Clarke nods her head yes at the doctor and glances at her mother nervously.

"Some children your age can get confused and overwhelmed. We just want to make sure you can see clearly now."

"What color are my eyes, Clarke?" Abby asks her. Clarke looks up at her mother and then back at the color chart. Her hand still rests on the strip of brown, but Abby's eyes don't match up to it. Clarke has no idea what color they her mother's eyes are and begins to doubt herself.

Abby lets out a big sigh and shakes her head.

"It's like you said," Dr. Glass directs at Abby. "I can run a few tests, but it won't matter if she's lying. Clarke, did you meet your soulmate today?" Dr. Glass asks.

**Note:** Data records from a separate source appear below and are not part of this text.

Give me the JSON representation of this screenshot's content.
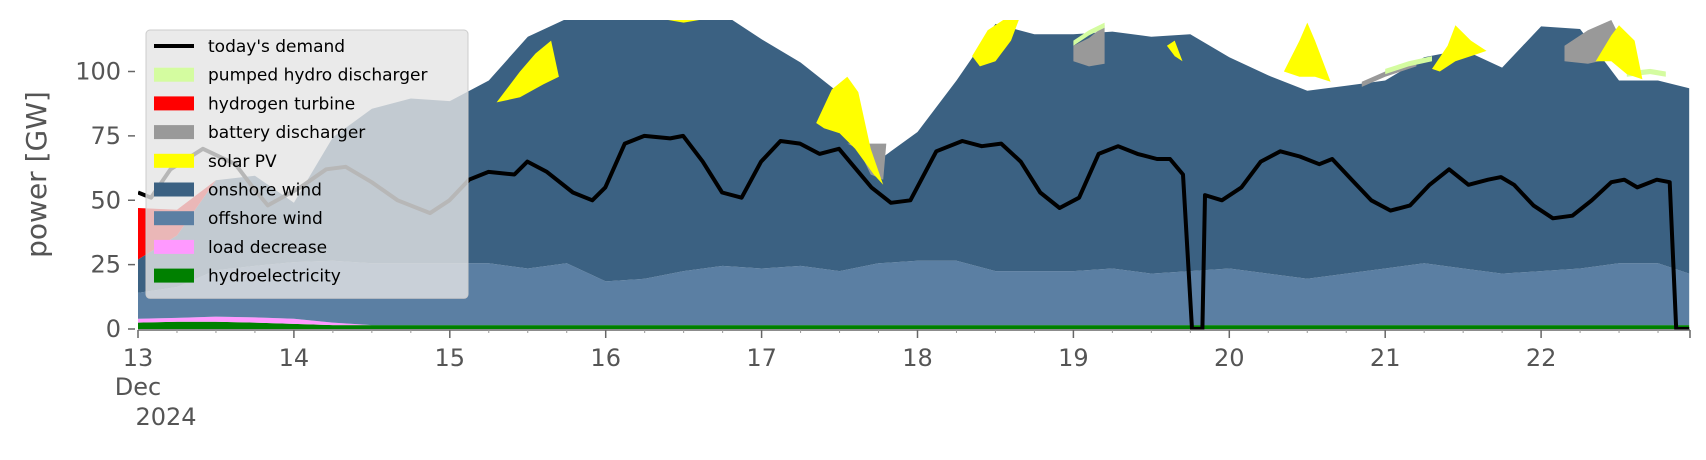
{
  "chart_data": {
    "type": "area",
    "title": "",
    "ylabel": "power [GW]",
    "xlabel": "",
    "ylim": [
      0,
      120
    ],
    "xlim": [
      0,
      9.95
    ],
    "y_ticks": [
      0,
      25,
      50,
      75,
      100
    ],
    "y_tick_labels": [
      "0",
      "25",
      "50",
      "75",
      "100"
    ],
    "x_ticks": [
      0,
      1,
      2,
      3,
      4,
      5,
      6,
      7,
      8,
      9
    ],
    "x_tick_labels": [
      "13",
      "14",
      "15",
      "16",
      "17",
      "18",
      "19",
      "20",
      "21",
      "22"
    ],
    "x_sublabels": [
      "Dec",
      "2024"
    ],
    "legend_position": "top-left",
    "grid": false,
    "x": [
      0,
      0.25,
      0.5,
      0.75,
      1,
      1.25,
      1.5,
      1.75,
      2,
      2.25,
      2.5,
      2.75,
      3,
      3.25,
      3.5,
      3.75,
      4,
      4.25,
      4.5,
      4.75,
      5,
      5.25,
      5.5,
      5.75,
      6,
      6.25,
      6.5,
      6.75,
      7,
      7.25,
      7.5,
      7.75,
      8,
      8.25,
      8.5,
      8.75,
      9,
      9.25,
      9.5,
      9.75,
      9.95
    ],
    "stack_order": [
      "hydroelectricity",
      "load decrease",
      "offshore wind",
      "onshore wind",
      "hydrogen turbine",
      "battery discharger",
      "pumped hydro discharger",
      "solar PV"
    ],
    "series": [
      {
        "name": "hydroelectricity",
        "color": "#008000",
        "values": [
          2.5,
          2.8,
          2.8,
          2.5,
          2,
          1.5,
          1.5,
          1.5,
          1.5,
          1.5,
          1.5,
          1.5,
          1.5,
          1.5,
          1.5,
          1.5,
          1.5,
          1.5,
          1.5,
          1.5,
          1.5,
          1.5,
          1.5,
          1.5,
          1.5,
          1.5,
          1.5,
          1.5,
          1.5,
          1.5,
          1.5,
          1.5,
          1.5,
          1.5,
          1.5,
          1.5,
          1.5,
          1.5,
          1.5,
          1.5,
          1.5
        ]
      },
      {
        "name": "load decrease",
        "color": "#ff99ff",
        "values": [
          1.5,
          1.5,
          2,
          2,
          2,
          1,
          0,
          0,
          0,
          0,
          0,
          0,
          0,
          0,
          0,
          0,
          0,
          0,
          0,
          0,
          0,
          0,
          0,
          0,
          0,
          0,
          0,
          0,
          0,
          0,
          0,
          0,
          0,
          0,
          0,
          0,
          0,
          0,
          0,
          0,
          0
        ]
      },
      {
        "name": "offshore wind",
        "color": "#5b7fa3",
        "values": [
          10,
          12,
          18,
          20,
          22,
          24,
          24,
          24,
          24,
          24,
          22,
          24,
          17,
          18,
          21,
          23,
          22,
          23,
          21,
          24,
          25,
          25,
          21,
          21,
          21,
          22,
          20,
          21,
          22,
          20,
          18,
          20,
          22,
          24,
          22,
          20,
          21,
          22,
          24,
          24,
          20
        ]
      },
      {
        "name": "onshore wind",
        "color": "#3b6182",
        "values": [
          13,
          20,
          35,
          35,
          23,
          48,
          60,
          64,
          63,
          71,
          90,
          95,
          103,
          106,
          104,
          98,
          89,
          79,
          69,
          40,
          50,
          70,
          96,
          92,
          92,
          92,
          92,
          92,
          82,
          77,
          73,
          73,
          73,
          80,
          85,
          80,
          95,
          93,
          71,
          71,
          72
        ]
      },
      {
        "name": "hydrogen turbine",
        "color": "#ff0000",
        "values": [
          20,
          10,
          0,
          0,
          0,
          0,
          0,
          0,
          0,
          0,
          0,
          0,
          0,
          0,
          0,
          0,
          0,
          0,
          0,
          0,
          0,
          0,
          0,
          0,
          0,
          0,
          0,
          0,
          0,
          0,
          0,
          0,
          0,
          0,
          0,
          0,
          0,
          0,
          0,
          0,
          0
        ]
      },
      {
        "name": "battery discharger",
        "color": "#999999",
        "values": [
          0,
          0,
          0,
          0,
          0,
          0,
          0,
          0,
          0,
          0,
          0,
          0,
          0,
          0,
          0,
          0,
          0,
          0,
          0,
          0,
          0,
          0,
          0,
          0,
          0,
          0,
          0,
          0,
          0,
          0,
          0,
          0,
          0,
          0,
          0,
          0,
          0,
          0,
          0,
          0,
          0
        ]
      },
      {
        "name": "pumped hydro discharger",
        "color": "#d4fca0",
        "values": [
          0,
          0,
          0,
          0,
          0,
          0,
          0,
          0,
          0,
          0,
          0,
          0,
          0,
          0,
          0,
          0,
          0,
          0,
          0,
          0,
          0,
          0,
          0,
          0,
          0,
          0,
          0,
          0,
          0,
          0,
          0,
          0,
          0,
          0,
          0,
          0,
          0,
          0,
          0,
          0,
          0
        ]
      },
      {
        "name": "solar PV",
        "color": "#ffff00",
        "values": [
          0,
          0,
          0,
          0,
          0,
          0,
          0,
          0,
          0,
          0,
          0,
          0,
          0,
          0,
          0,
          0,
          0,
          0,
          0,
          0,
          0,
          0,
          0,
          0,
          0,
          0,
          0,
          0,
          0,
          0,
          0,
          0,
          0,
          0,
          0,
          0,
          0,
          0,
          0,
          0,
          0
        ]
      }
    ],
    "overlay_areas": [
      {
        "name": "battery discharger",
        "color": "#999999",
        "points": [
          [
            4.55,
            72
          ],
          [
            4.62,
            70
          ],
          [
            4.7,
            60
          ],
          [
            4.78,
            58
          ],
          [
            4.8,
            72
          ]
        ]
      },
      {
        "name": "battery discharger",
        "color": "#999999",
        "points": [
          [
            6.0,
            110
          ],
          [
            6.1,
            113
          ],
          [
            6.2,
            118
          ],
          [
            6.2,
            103
          ],
          [
            6.1,
            102
          ],
          [
            6.0,
            104
          ]
        ]
      },
      {
        "name": "battery discharger",
        "color": "#999999",
        "points": [
          [
            7.85,
            96
          ],
          [
            8.0,
            100
          ],
          [
            8.2,
            104
          ],
          [
            8.2,
            102
          ],
          [
            8.0,
            98
          ],
          [
            7.85,
            94
          ]
        ]
      },
      {
        "name": "battery discharger",
        "color": "#999999",
        "points": [
          [
            9.15,
            110
          ],
          [
            9.3,
            116
          ],
          [
            9.45,
            120
          ],
          [
            9.55,
            108
          ],
          [
            9.45,
            105
          ],
          [
            9.3,
            103
          ],
          [
            9.15,
            104
          ]
        ]
      },
      {
        "name": "pumped hydro discharger",
        "color": "#d4fca0",
        "points": [
          [
            6.0,
            112
          ],
          [
            6.1,
            116
          ],
          [
            6.2,
            119
          ],
          [
            6.2,
            117
          ],
          [
            6.1,
            114
          ],
          [
            6.0,
            110
          ]
        ]
      },
      {
        "name": "pumped hydro discharger",
        "color": "#d4fca0",
        "points": [
          [
            8.0,
            101
          ],
          [
            8.15,
            104
          ],
          [
            8.3,
            106
          ],
          [
            8.3,
            104
          ],
          [
            8.15,
            102
          ],
          [
            8.0,
            99
          ]
        ]
      },
      {
        "name": "pumped hydro discharger",
        "color": "#d4fca0",
        "points": [
          [
            9.55,
            100
          ],
          [
            9.7,
            101
          ],
          [
            9.8,
            100
          ],
          [
            9.8,
            98
          ],
          [
            9.7,
            99
          ],
          [
            9.55,
            98
          ]
        ]
      },
      {
        "name": "solar PV",
        "color": "#ffff00",
        "points": [
          [
            2.3,
            88
          ],
          [
            2.45,
            100
          ],
          [
            2.55,
            107
          ],
          [
            2.65,
            112
          ],
          [
            2.7,
            98
          ],
          [
            2.6,
            95
          ],
          [
            2.45,
            90
          ]
        ]
      },
      {
        "name": "solar PV",
        "color": "#ffff00",
        "points": [
          [
            3.4,
            120
          ],
          [
            3.5,
            119
          ],
          [
            3.6,
            120
          ]
        ]
      },
      {
        "name": "solar PV",
        "color": "#ffff00",
        "points": [
          [
            4.35,
            80
          ],
          [
            4.45,
            93
          ],
          [
            4.55,
            98
          ],
          [
            4.62,
            92
          ],
          [
            4.7,
            70
          ],
          [
            4.78,
            56
          ],
          [
            4.72,
            60
          ],
          [
            4.6,
            70
          ],
          [
            4.5,
            76
          ],
          [
            4.4,
            78
          ]
        ]
      },
      {
        "name": "solar PV",
        "color": "#ffff00",
        "points": [
          [
            5.35,
            106
          ],
          [
            5.45,
            116
          ],
          [
            5.55,
            120
          ],
          [
            5.65,
            120
          ],
          [
            5.6,
            112
          ],
          [
            5.5,
            104
          ],
          [
            5.4,
            102
          ]
        ]
      },
      {
        "name": "solar PV",
        "color": "#ffff00",
        "points": [
          [
            6.6,
            110
          ],
          [
            6.65,
            112
          ],
          [
            6.7,
            104
          ],
          [
            6.65,
            106
          ]
        ]
      },
      {
        "name": "solar PV",
        "color": "#ffff00",
        "points": [
          [
            7.35,
            100
          ],
          [
            7.45,
            112
          ],
          [
            7.5,
            119
          ],
          [
            7.55,
            112
          ],
          [
            7.65,
            96
          ],
          [
            7.55,
            98
          ],
          [
            7.45,
            98
          ]
        ]
      },
      {
        "name": "solar PV",
        "color": "#ffff00",
        "points": [
          [
            8.3,
            101
          ],
          [
            8.4,
            110
          ],
          [
            8.45,
            118
          ],
          [
            8.55,
            112
          ],
          [
            8.65,
            108
          ],
          [
            8.55,
            106
          ],
          [
            8.45,
            104
          ],
          [
            8.35,
            100
          ]
        ]
      },
      {
        "name": "solar PV",
        "color": "#ffff00",
        "points": [
          [
            9.35,
            104
          ],
          [
            9.45,
            114
          ],
          [
            9.5,
            118
          ],
          [
            9.6,
            112
          ],
          [
            9.65,
            97
          ],
          [
            9.55,
            99
          ],
          [
            9.45,
            104
          ]
        ]
      }
    ],
    "demand": {
      "name": "today's demand",
      "color": "#000000",
      "points": [
        [
          0,
          53
        ],
        [
          0.1,
          51
        ],
        [
          0.25,
          62
        ],
        [
          0.5,
          70
        ],
        [
          0.75,
          64
        ],
        [
          0.9,
          54
        ],
        [
          1,
          48
        ],
        [
          1.25,
          55
        ],
        [
          1.45,
          62
        ],
        [
          1.6,
          63
        ],
        [
          1.8,
          57
        ],
        [
          2,
          50
        ],
        [
          2.25,
          45
        ],
        [
          2.4,
          50
        ],
        [
          2.55,
          58
        ],
        [
          2.7,
          61
        ],
        [
          2.9,
          60
        ],
        [
          3.0,
          65
        ],
        [
          3.15,
          61
        ],
        [
          3.35,
          53
        ],
        [
          3.5,
          50
        ],
        [
          3.6,
          55
        ],
        [
          3.75,
          72
        ],
        [
          3.9,
          75
        ],
        [
          4.1,
          74
        ],
        [
          4.2,
          75
        ],
        [
          4.35,
          65
        ],
        [
          4.5,
          53
        ],
        [
          4.65,
          51
        ],
        [
          4.8,
          65
        ],
        [
          4.95,
          73
        ],
        [
          5.1,
          72
        ],
        [
          5.25,
          68
        ],
        [
          5.4,
          70
        ],
        [
          5.5,
          64
        ],
        [
          5.65,
          55
        ],
        [
          5.8,
          49
        ],
        [
          5.95,
          50
        ],
        [
          6.15,
          69
        ],
        [
          6.35,
          73
        ],
        [
          6.5,
          71
        ],
        [
          6.65,
          72
        ],
        [
          6.8,
          65
        ],
        [
          6.95,
          53
        ],
        [
          7.1,
          47
        ],
        [
          7.25,
          51
        ],
        [
          7.4,
          68
        ],
        [
          7.55,
          71
        ],
        [
          7.7,
          68
        ],
        [
          7.85,
          66
        ],
        [
          7.95,
          66
        ],
        [
          8.05,
          60
        ],
        [
          8.12,
          0
        ],
        [
          8.2,
          0
        ],
        [
          8.22,
          52
        ],
        [
          8.35,
          50
        ],
        [
          8.5,
          55
        ],
        [
          8.65,
          65
        ],
        [
          8.8,
          69
        ],
        [
          8.95,
          67
        ],
        [
          9.1,
          64
        ],
        [
          9.2,
          66
        ],
        [
          9.35,
          58
        ],
        [
          9.5,
          50
        ],
        [
          9.65,
          46
        ],
        [
          9.8,
          48
        ],
        [
          9.95,
          56
        ],
        [
          10.1,
          62
        ],
        [
          10.25,
          56
        ],
        [
          10.4,
          58
        ],
        [
          10.5,
          59
        ],
        [
          10.6,
          56
        ],
        [
          10.75,
          48
        ],
        [
          10.9,
          43
        ],
        [
          11.05,
          44
        ],
        [
          11.2,
          50
        ],
        [
          11.35,
          57
        ],
        [
          11.45,
          58
        ],
        [
          11.55,
          55
        ],
        [
          11.7,
          58
        ],
        [
          11.8,
          57
        ],
        [
          11.85,
          0
        ],
        [
          11.95,
          0
        ]
      ]
    }
  }
}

"I thought I saw them, but then I lost them," Clarke says sadly. She can feel the sting of tears pricking at the corner of her eyes.

"It's okay, baby. You must have heard some of the other kids talking about colors. But it doesn't work like that. You have to meet your soulmate face-to-face for you to see any kind of color." Abby squeezes Clarke's arm and looks apologetically at the other doctor.

Dr. Glass puts away her eye drops and Abby takes her daughter back to the classrooms on the Go-Sci Ring. Wells and the other kids are busy at their desks. They look up when Clarke enters and Wells gives her a big smile. She sits down beside him and opens her box of crayons. She tries to ignore Abby whispers with her teacher and the stares from Nathan and his soulmate.

She looks down at the fresh crayons in her box with shades of gray and the blank paper on her desk.

"Can you show me the brown one?" Clarke whispers politely to Nathan. She hands him the box and he pulls out the right crayon for her.

Her hand hovers over the paper carefully. Zeus may have split her apart from her soulmate and Iris may have taken away her full view of the world, but she knew what she saw. Her soulmate was out there, on the Ark with her, floating out in space above the dead Earth. Clarke places the tip of the crayon on the paper and draws the loop of a brown curl she'll spend the next twelve years searching for.